Though we dared to dream after Roberto Martinez's first season in charge, deep down most of us knew that Everton was always going to be a stepping stone for Romelu Lukaku. Unless, with his help, we were going to break that glass ceiling and qualify for the Champions League within three seasons he was probably going to move on, particularly if he could back up his confidence in his own abilities with a proven goalscoring record.
61 goals in all competitions over three seasons has done that and strengthened the CV that his restless agent Mino Raiola has no doubt been hawking around Europe's biggest and richest clubs. And in the wake of another failed quest for silverware, as depressing as it is, it seems almost inevitable that Lukaku will be moving on this summer regardless of who succeeds Martinez as Everton manager.
Like all Blues, I lauded Rom's arrival on a permanent deal in July 2014 and I defended him when he faced criticism for poor form and a lack of goals in the early part of that first season after he was signed for Â£28m. His ability, as raw as it was, and potential were obvious to most but much was expected of him given that hefty price tag.
In my view things were fairly straightforward. We had waited a very long time for a player capable of scoring 20+ league goals in a season – indeed, no Everton striker has managed it since Gary Lineker 30 years ago – and now we had one if the manager would just play to his strengths and provide him with adequate support.
It was Martinez's inflexibility in that regard that ultimately cost him his job and, as Lukaku's own comments this week suggest – as if it wasn't already painfully obvious by his demeanour on the field over the past couple of months – contributed to the player's poor form and inability to surpass the 20-goal milestone. Just two Premier League goals since the turn of the year offer ample explanation for why he dropped well off the blistering pace he set over the first half of the season.

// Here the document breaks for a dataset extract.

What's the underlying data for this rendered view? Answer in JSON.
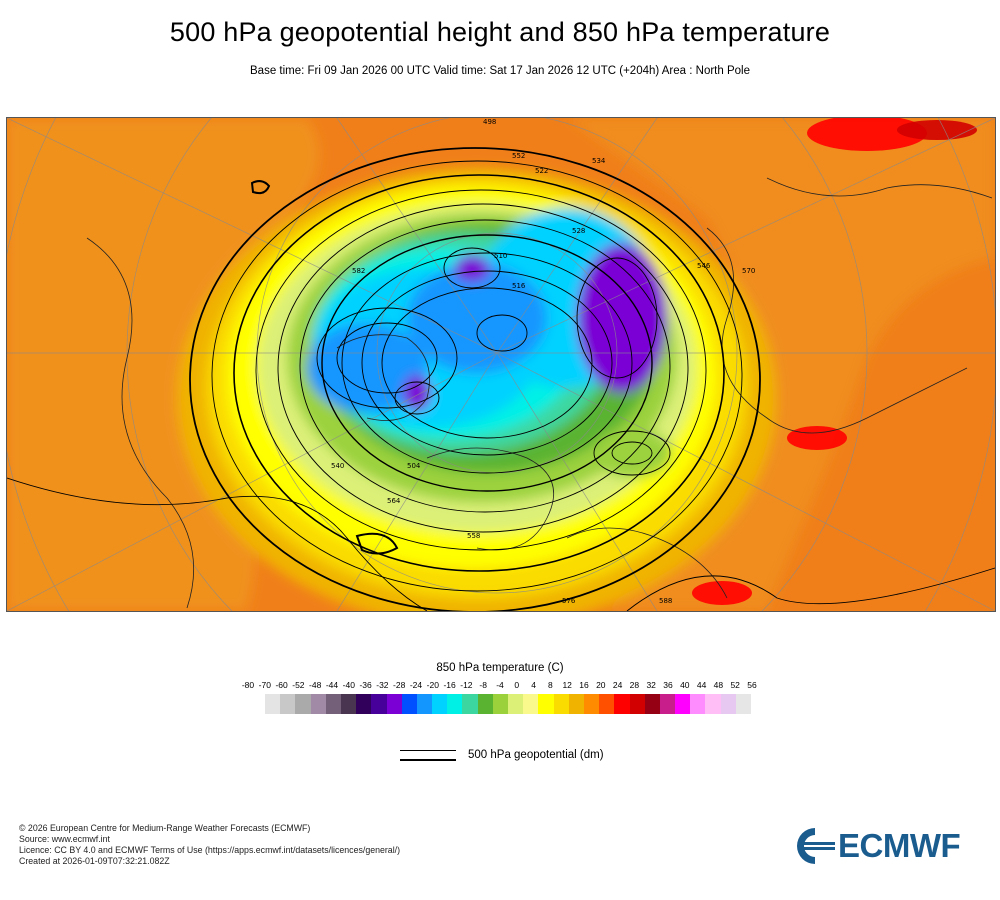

Lukaku's frustrations are understandable. He was doing his job at one end while the defensive weaknesses and questionable game-management that plagued the Blues for the first two thirds of the campaign were scuppering progress at the other. Having experienced the frustrations of 2014-15 and seen 2015-16 going the same disappointing way as that season, it's no surprise that were was a divergence between the Belgian's clearly stated ambitions and Everton's prospects.
He wants to be playing Champions League football and feels he is ready to do so and that is fair enough but for someone praised for his poise and intelligence, his handling of the situation has been hugely disappointing and, frankly, disrespectful to Everton. Whether he would like to admit it or not, even allowing for how difficult it must have been to be playing under a failed system and in a clearly broken team, he did appear to "down tools" after that memorable two-goal blast against Chelsea in March. And if he didn't, he at least betrayed a desire not to do anything that might hinder his chances of playing in Euro2016 this summer.
His public comments over the past two international breaks, meanwhile, have irked and hurt Evertonians just as much as his apparent lack of effort on the field. Clearly there is merit in him expressing ambition to the media in his homeland where he has the potential to be a Talisman as Belgium and their golden generation seek to make good on their reputation as one of world football's best teams by making it to the end of a major tournament.
But there are ways to put across a confidence in your own abilities and your burning desires to be playing Champions League football without openly saying that you see yourself playing for another team by August. Sometimes saying nothing or being deliberately vague is just better diplomacy and, certainly, a better way to treat the fans who have supported you from the moment he arrived.
Football is business but it's not an ordinary business. You don't often have the option in the professional game to decide that you no longer want to play for a team and just walk away. Lukaku is contracted to Everton for another three years and will only be able to leave if the club get an acceptable offer for his services. The 23-year-old has said that he won't make things difficult or hold the Blues to ransom but unless his confident pronouncements suggest a deal has already been worked out, there is a danger it could still go that messy way. It will certainly be a lot harder for him to stay given that he doesn't even seem willing to wait and see who the new manager will be at Goodison Park before making up his mind.
That is the sad part at the end of the day. It's easy to say that fans should look at situations like this dispassionately and in the cold light of the realities of business but football, from the supporters' side – as fickle as they can be – is all emotion, passion and loyalty to the club. From those who have Lukaku's name and number adorning their replica kit to those who have gleefully sung his name there will be feelings of betrayal when they could just as easily have reluctantly wished him well had he gone about things in a more respectful way.
Evertonian feelings hardening towards a former hero will only make parting with him easier, of course, and the hefty fee he will surely command will help in that regard, too, but you can't help but feel it all could have been done with a bit more class and a lot less arrogance.